Décès de la cantatrice Mady Mesplé : découvrez une archive de l’air qui l’a rendue célèbre

La célèbre soprano colorature Mady Mesplé est décédée ce samedi 30 mai. Nous vous proposons de redécouvrir son talent dans deux archives de l’INA, dont le fameux "Air des Clochettes" issus de l’opéra "Lakmé", qui l’a révélée à Liège.

17 jours à peine après le décès du baryton Gabriel Bacquier, une autre figure majeure du chant lyrique français, la célèbre cantatrice Mady Mesplé, l’une des plus grandes sopranos coloratures de France, s’est éteinte, entourée des siens, dans sa ville natale de Toulouse. Rêvant au départ de devenir pianiste professionnelle, elle a rapidement été repérée et réorientée vers le chant, en raison des qualités exceptionnelles de sa voix. Elle en a d’ailleurs toujours conservé une certaine amertume : "Le chemin était tout tracé. Je n’ai pas l’impression d’avoir choisi. J’avais une voix juste, et ça, c’est un don. Qu’est-ce qu’on peut faire contre cela ou pour cela ?", confiait-elle à France Musique. Toujours élégante, elle était très reconnue pour sa parfaite maîtrise des techniques vocales, la justesse et la pureté de ses aigus, la richesse et la clarté de son timbre. Dotée d’une très large tessiture (3 octaves !), elle montait sans peine jusqu’au contre-sol et était même techniquement capable d’atteindre le contre si bémol.

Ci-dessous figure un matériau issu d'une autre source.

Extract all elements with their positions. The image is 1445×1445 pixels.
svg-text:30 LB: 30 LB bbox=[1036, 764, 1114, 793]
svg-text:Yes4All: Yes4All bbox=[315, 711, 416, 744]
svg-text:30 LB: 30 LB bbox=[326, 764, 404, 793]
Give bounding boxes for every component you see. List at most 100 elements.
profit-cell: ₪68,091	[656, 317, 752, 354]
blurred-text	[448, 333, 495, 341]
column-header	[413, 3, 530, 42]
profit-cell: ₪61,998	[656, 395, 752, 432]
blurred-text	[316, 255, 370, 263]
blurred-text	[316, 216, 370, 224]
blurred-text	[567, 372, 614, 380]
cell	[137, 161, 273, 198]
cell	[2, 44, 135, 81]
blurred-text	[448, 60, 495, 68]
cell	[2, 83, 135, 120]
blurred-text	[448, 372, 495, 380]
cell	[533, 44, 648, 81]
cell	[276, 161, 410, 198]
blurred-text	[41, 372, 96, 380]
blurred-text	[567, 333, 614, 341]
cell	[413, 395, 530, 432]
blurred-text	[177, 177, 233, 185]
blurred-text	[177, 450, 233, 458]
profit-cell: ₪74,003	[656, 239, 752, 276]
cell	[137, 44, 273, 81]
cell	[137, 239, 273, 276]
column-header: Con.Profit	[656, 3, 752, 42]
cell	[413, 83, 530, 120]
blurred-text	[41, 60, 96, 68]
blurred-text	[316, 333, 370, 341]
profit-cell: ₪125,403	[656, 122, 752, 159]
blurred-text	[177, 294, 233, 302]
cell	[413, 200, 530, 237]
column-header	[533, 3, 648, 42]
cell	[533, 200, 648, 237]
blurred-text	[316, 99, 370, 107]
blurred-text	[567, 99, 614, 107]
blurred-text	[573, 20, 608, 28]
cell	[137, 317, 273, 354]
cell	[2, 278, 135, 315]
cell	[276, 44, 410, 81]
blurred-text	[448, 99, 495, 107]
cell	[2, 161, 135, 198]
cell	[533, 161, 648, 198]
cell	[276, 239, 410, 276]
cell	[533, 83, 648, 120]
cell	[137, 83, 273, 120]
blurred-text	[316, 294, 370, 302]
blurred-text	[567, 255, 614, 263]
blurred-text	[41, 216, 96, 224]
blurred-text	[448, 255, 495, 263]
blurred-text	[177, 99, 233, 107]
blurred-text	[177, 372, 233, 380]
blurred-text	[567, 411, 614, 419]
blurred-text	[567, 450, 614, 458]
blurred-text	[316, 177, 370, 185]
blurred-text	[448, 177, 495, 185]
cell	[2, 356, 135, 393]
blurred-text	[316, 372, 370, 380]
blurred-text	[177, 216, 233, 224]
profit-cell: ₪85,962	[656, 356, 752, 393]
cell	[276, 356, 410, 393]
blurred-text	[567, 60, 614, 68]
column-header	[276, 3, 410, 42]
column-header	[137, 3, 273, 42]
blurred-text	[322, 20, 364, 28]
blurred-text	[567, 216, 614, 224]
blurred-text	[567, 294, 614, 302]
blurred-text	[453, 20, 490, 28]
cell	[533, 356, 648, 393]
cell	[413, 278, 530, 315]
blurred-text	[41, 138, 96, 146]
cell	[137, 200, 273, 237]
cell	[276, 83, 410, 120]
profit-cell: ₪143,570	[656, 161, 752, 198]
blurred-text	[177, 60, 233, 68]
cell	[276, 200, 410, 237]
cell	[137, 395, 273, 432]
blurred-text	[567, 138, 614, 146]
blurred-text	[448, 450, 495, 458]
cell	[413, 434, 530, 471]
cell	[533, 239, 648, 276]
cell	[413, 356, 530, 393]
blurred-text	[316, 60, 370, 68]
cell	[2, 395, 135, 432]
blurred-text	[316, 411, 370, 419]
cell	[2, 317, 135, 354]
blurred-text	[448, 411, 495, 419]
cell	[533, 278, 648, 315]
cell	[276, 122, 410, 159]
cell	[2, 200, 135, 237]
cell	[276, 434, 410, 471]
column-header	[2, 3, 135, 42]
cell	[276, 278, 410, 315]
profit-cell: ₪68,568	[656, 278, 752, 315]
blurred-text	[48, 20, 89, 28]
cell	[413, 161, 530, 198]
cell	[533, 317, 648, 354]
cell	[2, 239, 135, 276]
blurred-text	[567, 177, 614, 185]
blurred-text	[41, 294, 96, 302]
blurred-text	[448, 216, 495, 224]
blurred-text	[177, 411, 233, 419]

Née le 7 mars 1931 à Toulouse dans une famille modeste, elle commence le solfège très précocement dès l’âge de 4 ans et entre au Conservatoire de Toulouse en piano et accompagnement alors qu’elle a sept ans à peine. Elle y obtient rapidement un premier prix, mais comme ses parents n’ont pas les moyens de financer des études au Conservatoire National Supérieur de Paris, elle doit se contenter de jouer du piano dans des cabarets et des bals populaires. À l’âge de 18 ans, alors qu’elle reprend des cours de chant au Conservatoire de Toulouse, elle est repérée par l’époux de son professeur de chant, qui n’est autre que Louis Izar, un célèbre ténor français qui est alors depuis peu le directeur artistique du Théâtre du Capitole de Toulouse. Il l’envoie aussitôt passer une audition à Liège avec "L’Air des Clochettes" de l’opéra "Lakmé" de Léo Délibes, un rôle emblématique pour les sopranos coloratures françaises. C’est un succès et elle est engagée pour le rôle de Lakmé au début de l’année 1953, à l’Opéra Royal de Wallonie.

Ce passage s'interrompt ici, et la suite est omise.